Episodic rebellions remind us of the people’s latent power, but without sustained, systemic challenge, the status quo largely endures. Transforming an undignified democracy into one worthy of its constitutional promise demands not only technical reforms in governance but a deeper moral and political reawakening. Real accountability must be restored. Corrupt officials must be prosecuted swiftly, and commission recommendations implemented with urgency and transparency. A responsive administration must be rebuilt by reprofessionalizing the civil service, strengthening technical expertise, and reinvigorating the Batho Pele principles that prioritize the lived experiences of citizens.
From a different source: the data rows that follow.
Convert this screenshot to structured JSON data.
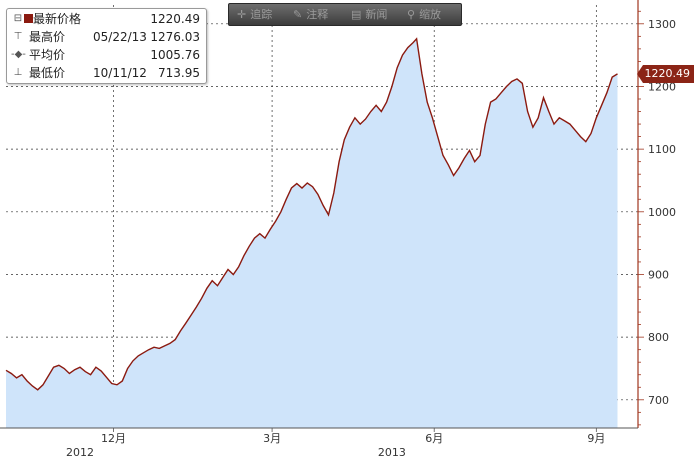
{
  "legend": {
    "last": {
      "label": "最新价格",
      "date": "",
      "value": "1220.49"
    },
    "high": {
      "label": "最高价",
      "date": "05/22/13",
      "value": "1276.03"
    },
    "average": {
      "label": "平均价",
      "date": "",
      "value": "1005.76"
    },
    "low": {
      "label": "最低价",
      "date": "10/11/12",
      "value": "713.95"
    }
  },
  "toolbar": {
    "zoom_label": "追踪",
    "annotate_label": "注释",
    "news_label": "新闻",
    "search_label": "缩放",
    "icons": [
      "crosshair-icon",
      "pencil-icon",
      "news-icon",
      "magnifier-icon"
    ]
  },
  "price_tag": "1220.49",
  "colors": {
    "line": "#8b1a10",
    "fill": "#cfe4fa",
    "tag": "#8b2416",
    "axis": "#a0361f",
    "grid": "#333333"
  },
  "chart_data": {
    "type": "area",
    "title": "",
    "xlabel": "",
    "ylabel": "",
    "ylim": [
      655,
      1330
    ],
    "xlim": [
      "2012-10-01",
      "2013-09-15"
    ],
    "grid": true,
    "yticks": [
      700,
      800,
      900,
      1000,
      1100,
      1200,
      1300
    ],
    "xtick_labels": [
      {
        "date": "2012-12-01",
        "label": "12月"
      },
      {
        "date": "2013-03-01",
        "label": "3月"
      },
      {
        "date": "2013-06-01",
        "label": "6月"
      },
      {
        "date": "2013-09-01",
        "label": "9月"
      }
    ],
    "year_labels": [
      {
        "date": "2012-11-12",
        "label": "2012"
      },
      {
        "date": "2013-05-08",
        "label": "2013"
      }
    ],
    "series": [
      {
        "values": [
          [
            "2012-10-01",
            747
          ],
          [
            "2012-10-04",
            742
          ],
          [
            "2012-10-07",
            735
          ],
          [
            "2012-10-10",
            740
          ],
          [
            "2012-10-13",
            730
          ],
          [
            "2012-10-16",
            722
          ],
          [
            "2012-10-19",
            716
          ],
          [
            "2012-10-22",
            724
          ],
          [
            "2012-10-25",
            738
          ],
          [
            "2012-10-28",
            752
          ],
          [
            "2012-10-31",
            755
          ],
          [
            "2012-11-03",
            750
          ],
          [
            "2012-11-06",
            742
          ],
          [
            "2012-11-09",
            748
          ],
          [
            "2012-11-12",
            752
          ],
          [
            "2012-11-15",
            745
          ],
          [
            "2012-11-18",
            740
          ],
          [
            "2012-11-21",
            752
          ],
          [
            "2012-11-24",
            746
          ],
          [
            "2012-11-27",
            736
          ],
          [
            "2012-11-30",
            726
          ],
          [
            "2012-12-03",
            724
          ],
          [
            "2012-12-06",
            730
          ],
          [
            "2012-12-09",
            750
          ],
          [
            "2012-12-12",
            762
          ],
          [
            "2012-12-15",
            770
          ],
          [
            "2012-12-18",
            775
          ],
          [
            "2012-12-21",
            780
          ],
          [
            "2012-12-24",
            784
          ],
          [
            "2012-12-27",
            782
          ],
          [
            "2012-12-30",
            786
          ],
          [
            "2013-01-02",
            790
          ],
          [
            "2013-01-05",
            796
          ],
          [
            "2013-01-08",
            810
          ],
          [
            "2013-01-11",
            822
          ],
          [
            "2013-01-14",
            835
          ],
          [
            "2013-01-17",
            848
          ],
          [
            "2013-01-20",
            862
          ],
          [
            "2013-01-23",
            878
          ],
          [
            "2013-01-26",
            890
          ],
          [
            "2013-01-29",
            882
          ],
          [
            "2013-02-01",
            895
          ],
          [
            "2013-02-04",
            908
          ],
          [
            "2013-02-07",
            900
          ],
          [
            "2013-02-10",
            912
          ],
          [
            "2013-02-13",
            930
          ],
          [
            "2013-02-16",
            945
          ],
          [
            "2013-02-19",
            958
          ],
          [
            "2013-02-22",
            965
          ],
          [
            "2013-02-25",
            958
          ],
          [
            "2013-02-28",
            972
          ],
          [
            "2013-03-03",
            985
          ],
          [
            "2013-03-06",
            1000
          ],
          [
            "2013-03-09",
            1020
          ],
          [
            "2013-03-12",
            1038
          ],
          [
            "2013-03-15",
            1045
          ],
          [
            "2013-03-18",
            1038
          ],
          [
            "2013-03-21",
            1046
          ],
          [
            "2013-03-24",
            1040
          ],
          [
            "2013-03-27",
            1028
          ],
          [
            "2013-03-30",
            1010
          ],
          [
            "2013-04-02",
            995
          ],
          [
            "2013-04-05",
            1030
          ],
          [
            "2013-04-08",
            1080
          ],
          [
            "2013-04-11",
            1115
          ],
          [
            "2013-04-14",
            1135
          ],
          [
            "2013-04-17",
            1150
          ],
          [
            "2013-04-20",
            1140
          ],
          [
            "2013-04-23",
            1148
          ],
          [
            "2013-04-26",
            1160
          ],
          [
            "2013-04-29",
            1170
          ],
          [
            "2013-05-02",
            1160
          ],
          [
            "2013-05-05",
            1175
          ],
          [
            "2013-05-08",
            1200
          ],
          [
            "2013-05-11",
            1230
          ],
          [
            "2013-05-14",
            1250
          ],
          [
            "2013-05-17",
            1262
          ],
          [
            "2013-05-20",
            1270
          ],
          [
            "2013-05-22",
            1276
          ],
          [
            "2013-05-25",
            1220
          ],
          [
            "2013-05-28",
            1175
          ],
          [
            "2013-05-31",
            1150
          ],
          [
            "2013-06-03",
            1120
          ],
          [
            "2013-06-06",
            1090
          ],
          [
            "2013-06-09",
            1075
          ],
          [
            "2013-06-12",
            1058
          ],
          [
            "2013-06-15",
            1070
          ],
          [
            "2013-06-18",
            1085
          ],
          [
            "2013-06-21",
            1098
          ],
          [
            "2013-06-24",
            1080
          ],
          [
            "2013-06-27",
            1090
          ],
          [
            "2013-06-30",
            1140
          ],
          [
            "2013-07-03",
            1175
          ],
          [
            "2013-07-06",
            1180
          ],
          [
            "2013-07-09",
            1190
          ],
          [
            "2013-07-12",
            1200
          ],
          [
            "2013-07-15",
            1208
          ],
          [
            "2013-07-18",
            1212
          ],
          [
            "2013-07-21",
            1205
          ],
          [
            "2013-07-24",
            1160
          ],
          [
            "2013-07-27",
            1135
          ],
          [
            "2013-07-30",
            1150
          ],
          [
            "2013-08-02",
            1182
          ],
          [
            "2013-08-05",
            1160
          ],
          [
            "2013-08-08",
            1140
          ],
          [
            "2013-08-11",
            1150
          ],
          [
            "2013-08-14",
            1145
          ],
          [
            "2013-08-17",
            1140
          ],
          [
            "2013-08-20",
            1130
          ],
          [
            "2013-08-23",
            1120
          ],
          [
            "2013-08-26",
            1112
          ],
          [
            "2013-08-29",
            1125
          ],
          [
            "2013-09-01",
            1150
          ],
          [
            "2013-09-04",
            1170
          ],
          [
            "2013-09-07",
            1190
          ],
          [
            "2013-09-10",
            1215
          ],
          [
            "2013-09-13",
            1220
          ]
        ]
      }
    ]
  }
}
Tangible justice must also be made visible. Delivering housing, disbursing TRC reparations, honoring veterans’ benefits, and accelerating land restitution are urgent steps toward rebuilding public trust. Economic inclusion must be pursued, not only through redistribution but by supporting emerging entrepreneurs, land reform beneficiaries, and investing seriously in youth skills development. At the same time, civic engagement must be deepened, barriers to participation must be lowered, and protest must be valued not as a threat but as a vital feedback mechanism for a democracy struggling to renew itself.

Only by aligning constitutional promises with substantive, visible outcomes—where an ordinary grandmother can say, “My rights are respected, and my voice matters”—can South Africa honor its past sacrifices and restore its moral authority. The next decades will demand impatience from citizens and responsiveness from leaders. If that challenge is met, administrative justice will  be no longer a legal abstraction but a lived, daily reality for all.